What can be done at a state level to address crime?

How about we start by making crime Illegal again? The SAFE-T act should be scrapped. That bill passed over a year ago, limiting certain abilities of the police, which could not have happened at a worse time. States attorneys and judges who are being lenient on criminals, combined with new cashless bail provisions are putting violent criminals immediately back on the streets.

The outcome of these lenient provisions has been significant increases in violent crime, carjackings, theft and many other crimes.

Arresting criminals is just one part of keeping crime down. The court system and the jail system need to act together to keep violent offenders off the streets.

Did Joe Biden win the 2020 election?

As far as I am aware, he does reside at 1600 Pennsylvania Avenue, and often flies on Air Force One. The Joint Session of the Senate and the House of Representatives confirmed the Electoral College vote which is the requisite for taking office.

What is your position on the Jan. 6, 2021, riot at the U.S. Capitol?

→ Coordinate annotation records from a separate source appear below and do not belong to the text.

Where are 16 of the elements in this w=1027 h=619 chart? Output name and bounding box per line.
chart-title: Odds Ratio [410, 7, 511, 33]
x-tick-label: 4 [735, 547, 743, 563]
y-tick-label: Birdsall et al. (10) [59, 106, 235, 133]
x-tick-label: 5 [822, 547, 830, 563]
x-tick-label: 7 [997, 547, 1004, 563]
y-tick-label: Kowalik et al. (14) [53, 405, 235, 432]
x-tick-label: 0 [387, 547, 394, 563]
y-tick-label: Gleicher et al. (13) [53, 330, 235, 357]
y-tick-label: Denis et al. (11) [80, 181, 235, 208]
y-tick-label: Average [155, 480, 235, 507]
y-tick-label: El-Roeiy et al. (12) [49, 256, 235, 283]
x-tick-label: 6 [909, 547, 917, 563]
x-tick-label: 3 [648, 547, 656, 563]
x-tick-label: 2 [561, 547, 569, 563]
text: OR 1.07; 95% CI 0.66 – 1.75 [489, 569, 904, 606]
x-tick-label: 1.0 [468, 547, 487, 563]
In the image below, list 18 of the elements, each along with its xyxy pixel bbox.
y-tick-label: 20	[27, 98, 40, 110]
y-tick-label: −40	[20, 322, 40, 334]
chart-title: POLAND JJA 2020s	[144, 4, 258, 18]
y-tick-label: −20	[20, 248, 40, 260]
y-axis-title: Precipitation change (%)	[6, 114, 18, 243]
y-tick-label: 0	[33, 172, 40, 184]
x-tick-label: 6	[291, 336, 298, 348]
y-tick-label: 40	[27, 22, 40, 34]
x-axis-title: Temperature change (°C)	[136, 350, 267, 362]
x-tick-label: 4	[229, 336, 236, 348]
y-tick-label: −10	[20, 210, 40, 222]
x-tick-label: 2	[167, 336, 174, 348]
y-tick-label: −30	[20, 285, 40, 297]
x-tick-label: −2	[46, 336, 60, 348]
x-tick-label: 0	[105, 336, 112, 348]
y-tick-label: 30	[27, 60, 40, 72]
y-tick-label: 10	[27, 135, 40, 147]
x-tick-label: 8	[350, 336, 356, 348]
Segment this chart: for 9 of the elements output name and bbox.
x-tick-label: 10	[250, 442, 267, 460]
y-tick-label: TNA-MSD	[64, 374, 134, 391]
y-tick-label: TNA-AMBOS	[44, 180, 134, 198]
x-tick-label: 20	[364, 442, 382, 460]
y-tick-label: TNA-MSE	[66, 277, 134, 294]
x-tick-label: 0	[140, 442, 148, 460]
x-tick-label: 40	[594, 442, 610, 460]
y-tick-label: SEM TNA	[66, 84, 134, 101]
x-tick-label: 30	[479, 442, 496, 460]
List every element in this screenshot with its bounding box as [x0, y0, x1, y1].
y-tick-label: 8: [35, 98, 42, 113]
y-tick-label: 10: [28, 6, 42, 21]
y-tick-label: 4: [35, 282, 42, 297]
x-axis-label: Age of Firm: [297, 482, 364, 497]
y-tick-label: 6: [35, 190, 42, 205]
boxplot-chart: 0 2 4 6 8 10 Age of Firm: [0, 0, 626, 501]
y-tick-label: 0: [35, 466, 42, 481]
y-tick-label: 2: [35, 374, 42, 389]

I believe there should be an equal standard applied to all incidents of civil unrest, whether it is protesting a Justice’s confirmation outside the Supreme Court Building on October 6, 2018, or the protests which resulted in the burning of St. John’s Church in D.C. on May 30, 2020, or the protests on January 6, 2021. Criminal trespass, criminal damage to property, arson, trespassing or the breaking of any other laws at these events should all be prosecuted in an equal fashion. Not doing so causes different tiers of justice, which is not what this country was founded upon.

Illinois has seen significant revenue growth from marijuana sales and enhanced gambling. Are there other industries the state should consider to grow revenue?

With the digital age booming and the information data age blossoming, we should continue to explore and expand incentives for businesses to open data centers and information centers throughout Illinois.

We further should look for ways to incentivize industrial businesses, such as ammonia or hydrogen production facilities to come to Illinois.

All of these industries will require reliable low cost energy and a reliable power grid. We should do everything possible to continue to produce and deliver low cost energy in Illinois.